Eine besondere Entwicklung hat im September die Region um Sebnitz durchlaufen. Mit einer Arbeitslosenquote von 5,3 Prozent liegt sie nun vor Freital (5,4 %) und Pirna (5,5 %). Die Gründe für diesen positiven Trend sind für Gerlinde Hildebrand offensichtlich: „In und um Sebnitz und Neustadt gibt es viele kleinere Gewerbegebiete. Diese sind in der Vergangenheit schrittweise stabil gewachsen“, sagte sie. Da aus Sebnitz die wenigsten Menschen im Landkreis zu ihrem Arbeitsplatz auspendeln, würden von dieser guten Entwicklung vor allem die Einwohner im Osten des Landkreises profitieren. Solle sich die Region auch künftig gut entwickeln, müsse dringend der öffentliche Personennahverkehr in der Region gestärkt werden. „Gerade für Auszubildende, die jünger als 16 Jahre sind, ist es teilweise schwierig, gut und schnell zur Ausbildungsstelle zu kommen“, so Hildebrand.

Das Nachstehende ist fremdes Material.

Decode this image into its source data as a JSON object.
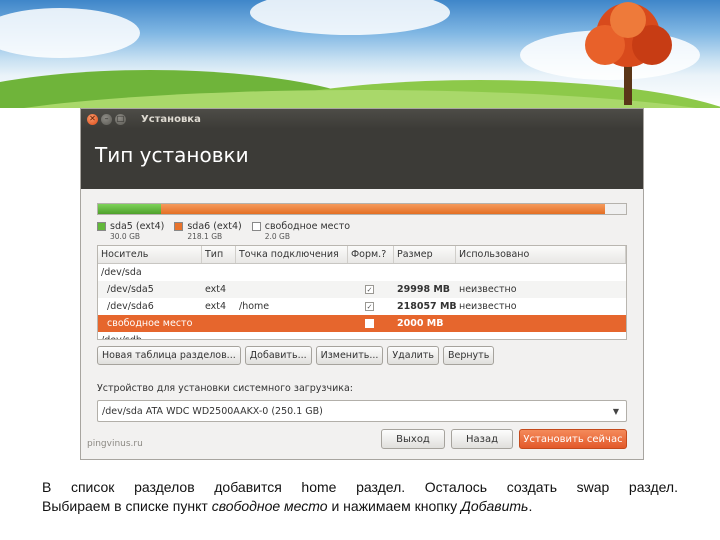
{
  "window": {
    "title": "Установка",
    "page_title": "Тип установки"
  },
  "partition_bar": {
    "segments": [
      {
        "name": "sda5",
        "fraction": 0.12,
        "color": "#62b83a"
      },
      {
        "name": "sda6",
        "fraction": 0.84,
        "color": "#e8732c"
      },
      {
        "name": "free",
        "fraction": 0.04,
        "color": "#f0f0f0"
      }
    ]
  },
  "legend": [
    {
      "label": "sda5 (ext4)",
      "size": "30.0 GB",
      "color": "#62b83a"
    },
    {
      "label": "sda6 (ext4)",
      "size": "218.1 GB",
      "color": "#e8732c"
    },
    {
      "label": "свободное место",
      "size": "2.0 GB",
      "color": "#ffffff"
    }
  ],
  "table": {
    "headers": [
      "Носитель",
      "Тип",
      "Точка подключения",
      "Форм.?",
      "Размер",
      "Использовано"
    ],
    "rows": [
      {
        "device": "/dev/sda",
        "type": "",
        "mount": "",
        "format": null,
        "size": "",
        "used": ""
      },
      {
        "device": "  /dev/sda5",
        "type": "ext4",
        "mount": "",
        "format": true,
        "size": "29998 MB",
        "used": "неизвестно"
      },
      {
        "device": "  /dev/sda6",
        "type": "ext4",
        "mount": "/home",
        "format": true,
        "size": "218057 MB",
        "used": "неизвестно"
      },
      {
        "device": "  свободное место",
        "type": "",
        "mount": "",
        "format": false,
        "size": "2000 MB",
        "used": ""
      },
      {
        "device": "/dev/sdb",
        "type": "",
        "mount": "",
        "format": null,
        "size": "",
        "used": ""
      }
    ],
    "selected_row": 3
  },
  "buttons": {
    "new_table": "Новая таблица разделов...",
    "add": "Добавить...",
    "change": "Изменить...",
    "delete": "Удалить",
    "revert": "Вернуть"
  },
  "bootloader": {
    "label": "Устройство для установки системного загрузчика:",
    "value": "/dev/sda   ATA WDC WD2500AAKX-0 (250.1 GB)"
  },
  "footer": {
    "brand": "pingvinus.ru",
    "quit": "Выход",
    "back": "Назад",
    "install": "Установить сейчас"
  },
  "caption": {
    "line1": "В список разделов добавится home раздел. Осталось создать swap раздел.",
    "line2_prefix": "Выбираем в списке пункт ",
    "line2_em1": "свободное место",
    "line2_mid": " и нажимаем кнопку ",
    "line2_em2": "Добавить",
    "line2_end": "."
  }
}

Während die Arbeitslosigkeit sank, ist gleichzeitig die Zahl der Beschäftigen erneut gestiegen. Die aktuellen Zahlen dazu stammen vom März. Im Landkreis waren demnach 76 500 Menschen sozialversicherungspflichtig beschäftigt. Vor einem Jahr waren es noch 100 Personen weniger. Vor fünf Jahren hatten im Landkreis nur 71 000 Angestellte einen sicheren Job.

Ungebrochen hoch sind der Arbeitsagentur zufolge auch die offenen Stellen. Im September waren im Landkreis gut 2 000 Jobs ausgeschrieben, 1 960 davon wollen die Betriebe nach Möglichkeit sofort besetzen. Bei 1 800 Jobs streben sie unbefristete Arbeitsverträge an. Das ist für Gerlinde Hildebrand ein Zeichen für die Qualität und Attraktivität der Arbeitsstellen in der Region. „Außerdem könnte es für die Betriebe ein Wettbewerbsvorteil sein, wenn es um den Wettstreit der Fachkräfte geht“, so Hildebrand. Die Unternehmen wurden sich zunehmend bemühen, ihre Fachkräfte zu halten. „Und das auch, wenn es mal etwas schwieriger wird im Betrieb“, so Hildebrand. Zudem würden immer mehr Azubis nach dem Ende ihrer Ausbildung fest eingestellt.